Feb 5, 2008
MFs' assets shrink by over Rs 800 cr in January
Our Stock market meltdown last month led to an erosion of over Rs 800 crore in the total assets of the mutual fund industry by the end of January. Almost all the leading fund houses, except ICICI Prudential, witnessed a drop of Rs 3,000-5,000 crore in their assets led by Reliance MF and UTI MF. The combined assets under management of the 32 fund houses in the country fell to Rs 5,49,114.82 crore in January, against Rs 5,49,942.02 crore at the end of December, 2007, latest data available on the website of Association of Mutual Funds in India show. Assets under Management of the country's largest fund house Reliance MF came down by about Rs 3,500 crore to Rs 77,210.03 crore by the end of the first month of the year from Rs 80,779 crore till December 2007. "The 20 per cent fall in the stock market, drove the shrinking of mutual funds assets for the period. However, the money invested in New Fund Offerings (NFOs), not reflected in the AUM data, could be substantial for the period," Mutual fund tracking firm Value Research CEO Dhirendra Kumar said.

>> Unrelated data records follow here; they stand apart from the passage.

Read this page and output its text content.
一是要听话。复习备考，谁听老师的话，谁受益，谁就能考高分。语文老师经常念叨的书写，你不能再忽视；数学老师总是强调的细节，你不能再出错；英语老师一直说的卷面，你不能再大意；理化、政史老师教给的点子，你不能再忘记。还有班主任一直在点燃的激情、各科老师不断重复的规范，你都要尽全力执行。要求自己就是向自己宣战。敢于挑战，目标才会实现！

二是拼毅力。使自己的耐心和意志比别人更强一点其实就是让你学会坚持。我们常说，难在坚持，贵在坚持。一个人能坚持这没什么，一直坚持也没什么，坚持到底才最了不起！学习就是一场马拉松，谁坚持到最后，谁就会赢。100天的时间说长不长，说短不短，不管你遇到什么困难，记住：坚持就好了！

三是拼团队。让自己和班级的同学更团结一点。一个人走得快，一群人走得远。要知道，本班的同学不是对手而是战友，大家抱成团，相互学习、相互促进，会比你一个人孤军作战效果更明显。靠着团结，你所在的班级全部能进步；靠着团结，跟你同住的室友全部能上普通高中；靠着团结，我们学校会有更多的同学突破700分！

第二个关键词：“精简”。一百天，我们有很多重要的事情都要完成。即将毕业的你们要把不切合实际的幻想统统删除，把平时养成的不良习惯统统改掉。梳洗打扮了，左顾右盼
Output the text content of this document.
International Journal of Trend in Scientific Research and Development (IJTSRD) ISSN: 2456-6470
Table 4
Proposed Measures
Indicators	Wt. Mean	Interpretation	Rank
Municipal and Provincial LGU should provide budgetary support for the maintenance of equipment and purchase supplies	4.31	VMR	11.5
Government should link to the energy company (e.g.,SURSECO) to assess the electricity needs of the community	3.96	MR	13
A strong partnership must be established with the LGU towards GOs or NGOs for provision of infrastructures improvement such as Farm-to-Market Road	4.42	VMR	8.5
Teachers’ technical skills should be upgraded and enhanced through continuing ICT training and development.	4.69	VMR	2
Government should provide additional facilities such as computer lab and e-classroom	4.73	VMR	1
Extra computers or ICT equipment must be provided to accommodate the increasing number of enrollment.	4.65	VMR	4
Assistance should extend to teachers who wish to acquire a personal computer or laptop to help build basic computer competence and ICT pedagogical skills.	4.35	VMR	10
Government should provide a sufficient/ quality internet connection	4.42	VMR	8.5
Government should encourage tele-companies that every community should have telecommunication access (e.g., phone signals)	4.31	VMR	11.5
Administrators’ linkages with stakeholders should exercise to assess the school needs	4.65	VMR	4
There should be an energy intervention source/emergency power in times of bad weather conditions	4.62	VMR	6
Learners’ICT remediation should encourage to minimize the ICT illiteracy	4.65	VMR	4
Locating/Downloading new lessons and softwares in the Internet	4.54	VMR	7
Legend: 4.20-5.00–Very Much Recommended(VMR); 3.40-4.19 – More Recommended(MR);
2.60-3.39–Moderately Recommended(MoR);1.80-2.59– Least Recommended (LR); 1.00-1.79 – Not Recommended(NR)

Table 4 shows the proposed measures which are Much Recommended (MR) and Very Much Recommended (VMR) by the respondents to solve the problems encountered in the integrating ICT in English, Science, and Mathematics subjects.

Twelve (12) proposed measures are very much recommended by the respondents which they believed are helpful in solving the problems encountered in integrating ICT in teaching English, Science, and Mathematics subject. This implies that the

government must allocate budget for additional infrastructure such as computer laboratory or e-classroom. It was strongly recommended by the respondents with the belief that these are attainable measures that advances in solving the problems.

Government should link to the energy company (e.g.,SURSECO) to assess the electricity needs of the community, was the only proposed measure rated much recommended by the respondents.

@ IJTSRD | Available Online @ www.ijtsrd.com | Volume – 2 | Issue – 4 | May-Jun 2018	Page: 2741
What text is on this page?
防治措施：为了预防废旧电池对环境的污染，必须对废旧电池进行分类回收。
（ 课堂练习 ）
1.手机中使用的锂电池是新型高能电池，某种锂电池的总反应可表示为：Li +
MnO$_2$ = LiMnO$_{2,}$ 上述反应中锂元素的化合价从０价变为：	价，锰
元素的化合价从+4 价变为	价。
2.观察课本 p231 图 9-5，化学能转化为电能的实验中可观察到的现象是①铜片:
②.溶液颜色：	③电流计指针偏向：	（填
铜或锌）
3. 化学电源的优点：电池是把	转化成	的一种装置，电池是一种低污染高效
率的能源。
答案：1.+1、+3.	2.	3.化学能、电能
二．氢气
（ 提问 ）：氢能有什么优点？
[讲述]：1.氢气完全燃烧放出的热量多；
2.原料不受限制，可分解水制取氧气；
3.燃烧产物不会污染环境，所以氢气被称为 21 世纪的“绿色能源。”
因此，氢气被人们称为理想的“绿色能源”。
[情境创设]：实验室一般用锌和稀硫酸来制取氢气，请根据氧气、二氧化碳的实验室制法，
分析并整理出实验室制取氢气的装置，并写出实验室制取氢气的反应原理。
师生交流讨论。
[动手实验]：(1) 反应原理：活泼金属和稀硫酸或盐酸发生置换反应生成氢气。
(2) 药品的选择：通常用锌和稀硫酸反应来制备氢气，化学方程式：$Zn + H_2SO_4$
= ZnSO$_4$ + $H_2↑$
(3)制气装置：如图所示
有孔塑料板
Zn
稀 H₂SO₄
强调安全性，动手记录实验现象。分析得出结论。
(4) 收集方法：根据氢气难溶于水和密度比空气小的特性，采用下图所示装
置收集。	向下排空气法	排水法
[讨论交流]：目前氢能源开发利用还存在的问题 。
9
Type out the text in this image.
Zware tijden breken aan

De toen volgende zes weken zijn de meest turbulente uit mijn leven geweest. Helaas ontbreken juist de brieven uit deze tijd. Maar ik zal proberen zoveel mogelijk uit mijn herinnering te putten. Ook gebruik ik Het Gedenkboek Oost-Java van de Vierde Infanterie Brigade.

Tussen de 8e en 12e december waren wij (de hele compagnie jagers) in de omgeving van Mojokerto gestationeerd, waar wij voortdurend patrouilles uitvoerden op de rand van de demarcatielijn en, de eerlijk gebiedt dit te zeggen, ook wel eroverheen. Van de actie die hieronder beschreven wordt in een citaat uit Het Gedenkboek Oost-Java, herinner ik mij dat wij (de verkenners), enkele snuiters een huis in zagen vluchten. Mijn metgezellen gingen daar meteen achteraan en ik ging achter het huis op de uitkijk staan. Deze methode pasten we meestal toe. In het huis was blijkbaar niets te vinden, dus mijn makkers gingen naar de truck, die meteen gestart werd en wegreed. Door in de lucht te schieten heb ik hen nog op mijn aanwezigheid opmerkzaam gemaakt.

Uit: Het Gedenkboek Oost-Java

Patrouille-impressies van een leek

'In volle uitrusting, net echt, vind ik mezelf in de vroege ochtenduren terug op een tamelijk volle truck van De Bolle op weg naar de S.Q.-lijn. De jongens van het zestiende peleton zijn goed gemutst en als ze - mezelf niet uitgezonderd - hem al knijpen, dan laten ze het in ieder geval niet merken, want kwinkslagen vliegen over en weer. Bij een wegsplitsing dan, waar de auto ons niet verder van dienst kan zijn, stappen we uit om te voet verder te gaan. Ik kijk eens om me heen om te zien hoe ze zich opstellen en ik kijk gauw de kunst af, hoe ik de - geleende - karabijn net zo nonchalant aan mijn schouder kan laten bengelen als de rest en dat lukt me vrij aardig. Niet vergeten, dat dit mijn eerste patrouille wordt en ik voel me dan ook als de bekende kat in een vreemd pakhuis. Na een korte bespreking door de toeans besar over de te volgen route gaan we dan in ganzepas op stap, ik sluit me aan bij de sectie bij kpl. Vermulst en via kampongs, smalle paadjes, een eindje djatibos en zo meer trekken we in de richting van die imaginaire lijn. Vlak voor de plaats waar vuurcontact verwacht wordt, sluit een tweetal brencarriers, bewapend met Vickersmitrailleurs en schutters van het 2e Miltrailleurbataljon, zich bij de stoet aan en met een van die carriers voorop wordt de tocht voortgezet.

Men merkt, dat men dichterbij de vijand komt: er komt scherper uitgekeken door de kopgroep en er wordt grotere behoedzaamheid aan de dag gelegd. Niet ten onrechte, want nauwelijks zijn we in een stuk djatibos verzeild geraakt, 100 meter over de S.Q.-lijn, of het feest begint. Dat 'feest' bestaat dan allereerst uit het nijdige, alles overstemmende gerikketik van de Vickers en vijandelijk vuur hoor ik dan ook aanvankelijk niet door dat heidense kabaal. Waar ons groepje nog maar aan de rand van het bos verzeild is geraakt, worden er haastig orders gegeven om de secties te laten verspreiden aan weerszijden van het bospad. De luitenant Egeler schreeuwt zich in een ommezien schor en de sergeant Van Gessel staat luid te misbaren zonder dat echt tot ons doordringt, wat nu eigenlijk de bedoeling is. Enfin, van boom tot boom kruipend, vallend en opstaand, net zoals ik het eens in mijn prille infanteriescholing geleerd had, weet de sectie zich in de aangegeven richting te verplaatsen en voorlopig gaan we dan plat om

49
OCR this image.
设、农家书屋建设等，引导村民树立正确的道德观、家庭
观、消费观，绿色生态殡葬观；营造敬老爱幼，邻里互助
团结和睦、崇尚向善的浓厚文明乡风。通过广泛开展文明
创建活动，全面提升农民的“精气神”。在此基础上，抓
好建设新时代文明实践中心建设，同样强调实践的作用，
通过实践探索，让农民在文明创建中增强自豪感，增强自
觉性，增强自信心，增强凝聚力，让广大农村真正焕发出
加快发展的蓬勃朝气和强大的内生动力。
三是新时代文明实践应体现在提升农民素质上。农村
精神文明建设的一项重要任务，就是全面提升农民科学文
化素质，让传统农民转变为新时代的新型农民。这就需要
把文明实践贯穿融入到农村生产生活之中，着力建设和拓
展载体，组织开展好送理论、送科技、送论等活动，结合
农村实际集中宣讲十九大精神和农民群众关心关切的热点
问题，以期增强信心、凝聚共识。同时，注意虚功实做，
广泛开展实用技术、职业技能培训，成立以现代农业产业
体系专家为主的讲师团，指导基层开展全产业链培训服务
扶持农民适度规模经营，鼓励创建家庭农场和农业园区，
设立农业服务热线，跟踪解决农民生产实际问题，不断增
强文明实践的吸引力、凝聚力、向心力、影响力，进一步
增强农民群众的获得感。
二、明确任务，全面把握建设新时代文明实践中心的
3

However, the second largest fund house in the country ICICI Prudential saw a rise of Rs 7,272.49 crore in its assets, which stood at Rs 64,045.07 crore for January this year. In December, ICICI Prudential's AUM were Rs 56,772.58 crore. State-run UTI MF also witnessed a fall of over Rs 4,000 crore in its assets under management, which stood at Rs 52,656.19 crore at the end of January, compared to Rs 56,854.10 crore in last month of the previous year. Assets of two of the top five fund houses - HDFC MF and Franklin Templeton - stood at Rs 43,762.69 crore and Rs 29,604.33 crore, respectively. HDFC MF recorded a drop of over Rs 4,797 crore, while Franklin Templeton's witnessed a decline of Rs 1,571.21 crore. Meanwhile, the trading pattern of domestic MFs indicate that they have held their nerves in this crisis and purchased shares worth close to Rs 20,000 crore, taking advantage of buying opportunities from falling share prices. In the month of January, MFs were net buyers of equities worth over Rs 5,500 crore, even as they were net sellers to the tune of more than Rs 4,500 crore in the debt market, according to data on SEBI website. The Bombay Stock Exchange's benchmark index Sensex, lost over 2,500 points in January falling to 17,468.71 points on January 31 this year from 20,300.71 on January 1.